Die Franzi möchte nämlich ein Sparkonto eröffnen, eines bei dem man 6,5% Zinsen bekommt. Dafür braucht sie eine beglaubigte Kopie ihres Ausweises. Eine Beglaubigung kann nur von Angestellten der Bank, bei der die Franzi ein Konto hat, oder von der deutschen Botschaft ausgestellt werden. Die Franzi entschied sich also der Einfachheit halber für die Bank. Die Öffnungszeiten dieser sind jedoch alles andere als angestelltenfreundlich. Die Franzi arbeitet täglich bis 17 Uhr, die Bank schließt um 17 Uhr. Die einzige Möglichkeit für die Franzi zur Bank zu gehen ist Mittwochs, wenn sie bis um 16:30 Englischkurs hat, danach lohnt sich die Fahrt ins Büro nämlich nicht mehr.Letzten Mittwoch machte sich die Franzi also auf den Weg zur Bank. Auf halbem Wege stellte sie dann fest, dass sie zwar die Kopie ihres Ausweises dabei hatte aber nicht das Original. Zum Umkehren war es zu spät, so dass die Franzi auf den gestrigen Mittwoch hoffen musste.
Am Morgen war eine furchtbar langweilige Children's Services Conference auf der die Franzi anwesend sein musste. Der Rückweg führte jedoch direkt an Franzis Bankfiliale vorbei und so beschloss sie dort einen Zwischenstopp einzulegen. Da die Parkplätze in der Innenstadt relativ knapp sind fuhr die Franzi in ein Parkhaus, leerte ihre Tasche, damit sie nicht so viel mit sich rumschleppen musste und machte sich auf den Weg zur Bank. Dummerweise stellte sie beim Betreten der Bank fest, dass sie ihren Kalender mit den Kopien im Auto hatte liegen lassen. Also musste sie zurück zum Auto, wo sie einen Notruf aus dem Büro entgegen nahm und sofort dorthin zurück kehren musste.

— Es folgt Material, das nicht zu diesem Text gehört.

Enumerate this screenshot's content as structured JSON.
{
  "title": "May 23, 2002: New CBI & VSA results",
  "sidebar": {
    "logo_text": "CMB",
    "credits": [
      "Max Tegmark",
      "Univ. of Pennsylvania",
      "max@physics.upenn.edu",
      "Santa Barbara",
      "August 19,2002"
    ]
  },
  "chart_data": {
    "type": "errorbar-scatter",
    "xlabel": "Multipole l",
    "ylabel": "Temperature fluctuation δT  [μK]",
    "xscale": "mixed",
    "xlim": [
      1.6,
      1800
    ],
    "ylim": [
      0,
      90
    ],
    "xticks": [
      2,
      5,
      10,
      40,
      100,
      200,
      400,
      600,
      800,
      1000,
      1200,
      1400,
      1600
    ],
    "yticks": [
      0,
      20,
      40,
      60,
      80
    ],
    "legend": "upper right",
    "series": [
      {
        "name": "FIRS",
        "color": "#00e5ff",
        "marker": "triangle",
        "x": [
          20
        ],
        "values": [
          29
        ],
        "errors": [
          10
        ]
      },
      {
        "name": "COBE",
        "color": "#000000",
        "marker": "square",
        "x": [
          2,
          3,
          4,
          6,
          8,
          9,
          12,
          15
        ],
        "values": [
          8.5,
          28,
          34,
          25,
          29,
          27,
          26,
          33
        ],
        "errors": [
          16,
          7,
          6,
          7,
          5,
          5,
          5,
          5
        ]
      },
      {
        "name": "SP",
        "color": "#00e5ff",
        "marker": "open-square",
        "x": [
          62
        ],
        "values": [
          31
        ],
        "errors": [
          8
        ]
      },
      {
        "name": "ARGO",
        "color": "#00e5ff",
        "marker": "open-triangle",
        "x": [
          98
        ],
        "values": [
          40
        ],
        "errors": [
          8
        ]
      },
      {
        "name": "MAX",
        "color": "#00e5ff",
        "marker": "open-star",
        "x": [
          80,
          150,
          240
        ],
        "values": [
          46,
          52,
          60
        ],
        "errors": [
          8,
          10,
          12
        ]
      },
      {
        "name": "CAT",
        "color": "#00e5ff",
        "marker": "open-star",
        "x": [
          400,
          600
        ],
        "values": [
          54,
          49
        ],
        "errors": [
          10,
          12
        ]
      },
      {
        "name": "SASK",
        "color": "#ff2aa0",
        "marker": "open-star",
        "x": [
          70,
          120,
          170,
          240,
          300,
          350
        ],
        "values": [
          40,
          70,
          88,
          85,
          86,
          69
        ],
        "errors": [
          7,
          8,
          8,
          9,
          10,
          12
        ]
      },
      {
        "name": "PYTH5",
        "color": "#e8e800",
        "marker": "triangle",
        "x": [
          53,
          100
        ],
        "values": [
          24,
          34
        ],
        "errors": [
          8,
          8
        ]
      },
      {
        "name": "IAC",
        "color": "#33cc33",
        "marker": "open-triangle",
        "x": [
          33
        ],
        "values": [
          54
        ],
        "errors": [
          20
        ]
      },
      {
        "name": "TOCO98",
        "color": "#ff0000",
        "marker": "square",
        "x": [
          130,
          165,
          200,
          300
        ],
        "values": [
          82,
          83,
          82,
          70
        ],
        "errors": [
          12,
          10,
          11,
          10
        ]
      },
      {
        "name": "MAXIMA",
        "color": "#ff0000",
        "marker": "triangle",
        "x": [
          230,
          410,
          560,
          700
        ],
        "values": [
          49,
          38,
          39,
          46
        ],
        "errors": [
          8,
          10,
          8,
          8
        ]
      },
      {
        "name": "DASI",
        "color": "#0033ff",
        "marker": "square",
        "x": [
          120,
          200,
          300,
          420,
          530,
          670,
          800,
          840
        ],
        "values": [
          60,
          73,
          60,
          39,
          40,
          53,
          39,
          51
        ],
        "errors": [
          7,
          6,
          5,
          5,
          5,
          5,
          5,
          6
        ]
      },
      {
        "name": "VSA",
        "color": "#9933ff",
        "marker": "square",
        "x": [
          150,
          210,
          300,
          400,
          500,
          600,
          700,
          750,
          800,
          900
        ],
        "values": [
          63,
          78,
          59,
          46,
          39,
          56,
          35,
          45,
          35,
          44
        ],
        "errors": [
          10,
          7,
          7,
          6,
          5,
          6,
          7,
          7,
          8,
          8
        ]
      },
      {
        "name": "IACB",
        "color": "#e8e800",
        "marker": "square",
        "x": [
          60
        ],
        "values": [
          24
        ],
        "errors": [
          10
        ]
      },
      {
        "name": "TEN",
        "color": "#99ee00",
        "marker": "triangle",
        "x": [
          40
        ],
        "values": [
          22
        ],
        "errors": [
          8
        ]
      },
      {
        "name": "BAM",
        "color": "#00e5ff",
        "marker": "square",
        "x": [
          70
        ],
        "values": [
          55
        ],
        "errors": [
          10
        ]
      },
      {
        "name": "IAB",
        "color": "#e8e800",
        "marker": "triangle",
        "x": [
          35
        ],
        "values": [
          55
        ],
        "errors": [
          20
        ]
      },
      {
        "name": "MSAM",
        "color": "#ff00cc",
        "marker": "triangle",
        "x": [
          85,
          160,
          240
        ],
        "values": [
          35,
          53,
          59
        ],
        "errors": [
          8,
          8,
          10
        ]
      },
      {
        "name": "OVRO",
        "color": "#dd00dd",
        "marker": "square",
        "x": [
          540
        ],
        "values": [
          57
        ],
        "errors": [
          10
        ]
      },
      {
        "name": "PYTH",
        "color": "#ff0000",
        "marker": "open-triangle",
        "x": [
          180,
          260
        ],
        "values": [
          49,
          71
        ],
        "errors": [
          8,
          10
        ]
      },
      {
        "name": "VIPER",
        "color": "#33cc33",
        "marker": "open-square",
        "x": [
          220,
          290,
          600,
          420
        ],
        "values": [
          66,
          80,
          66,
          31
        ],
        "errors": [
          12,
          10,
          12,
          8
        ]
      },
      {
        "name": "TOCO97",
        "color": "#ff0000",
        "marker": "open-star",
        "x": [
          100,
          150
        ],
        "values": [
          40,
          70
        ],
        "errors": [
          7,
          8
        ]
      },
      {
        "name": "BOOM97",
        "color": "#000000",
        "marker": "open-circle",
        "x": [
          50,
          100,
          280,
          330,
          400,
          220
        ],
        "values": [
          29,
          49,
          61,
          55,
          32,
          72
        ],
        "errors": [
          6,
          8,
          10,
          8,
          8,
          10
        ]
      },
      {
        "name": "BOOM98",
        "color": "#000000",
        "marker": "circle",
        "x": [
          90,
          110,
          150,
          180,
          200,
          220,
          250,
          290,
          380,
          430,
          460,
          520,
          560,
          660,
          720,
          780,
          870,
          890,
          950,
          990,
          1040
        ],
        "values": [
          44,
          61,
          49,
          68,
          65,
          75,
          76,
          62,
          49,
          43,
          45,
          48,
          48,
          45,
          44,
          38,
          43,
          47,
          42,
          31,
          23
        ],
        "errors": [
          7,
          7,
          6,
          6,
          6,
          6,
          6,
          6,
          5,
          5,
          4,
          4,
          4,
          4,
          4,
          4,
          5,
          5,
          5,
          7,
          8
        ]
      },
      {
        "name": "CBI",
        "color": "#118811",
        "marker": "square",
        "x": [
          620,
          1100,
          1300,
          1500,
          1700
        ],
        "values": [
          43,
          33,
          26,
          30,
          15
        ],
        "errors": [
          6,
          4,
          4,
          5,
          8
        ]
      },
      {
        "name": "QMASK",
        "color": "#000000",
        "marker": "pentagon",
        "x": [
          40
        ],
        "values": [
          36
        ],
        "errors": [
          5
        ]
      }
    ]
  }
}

Nach dem Englischkurs am Nachmittag startete sie dann einen neuen Versuch. Diesmal hatte sie alle Unterlagen dabei, dafür hatte der Manager keine Zeit und bat sie am nächsten Tag wieder zu kommen. Die Franzi wehrte sich entschieden und bekam schließlich ihre beglaubigte Kopie. Als sie diese vor der Tür in einen Briefumschlag stecken wollte, riss der Wind sie ihr aus der Hand und sie musste die halbe Fußgängerzone hinter ihrer Kopie her hechten. Es gelang ihr schließlich sie einzufangen und einzutüten und in einen nahegelegenen Briefkasten zu werfen. Erst nachdem die Franzi den Brief eingeworfen hatte stellte sie fest, dass der Briefkasten aus zwei Briefkästen bestand, von denen einer nicht mehr in Betrieb war. In diesem hatte die Franzi ihren Brief versenkt.
Jetzt hofft die Franzi, dass dieser Briefkasten nicht nur alle 10 Jahre geleert wird und dass ihr Brief auf dem Weg zur Bank ist. Sollte dem nicht so sein akzeptiert dies die Franzi als einen Wink des Schicksals.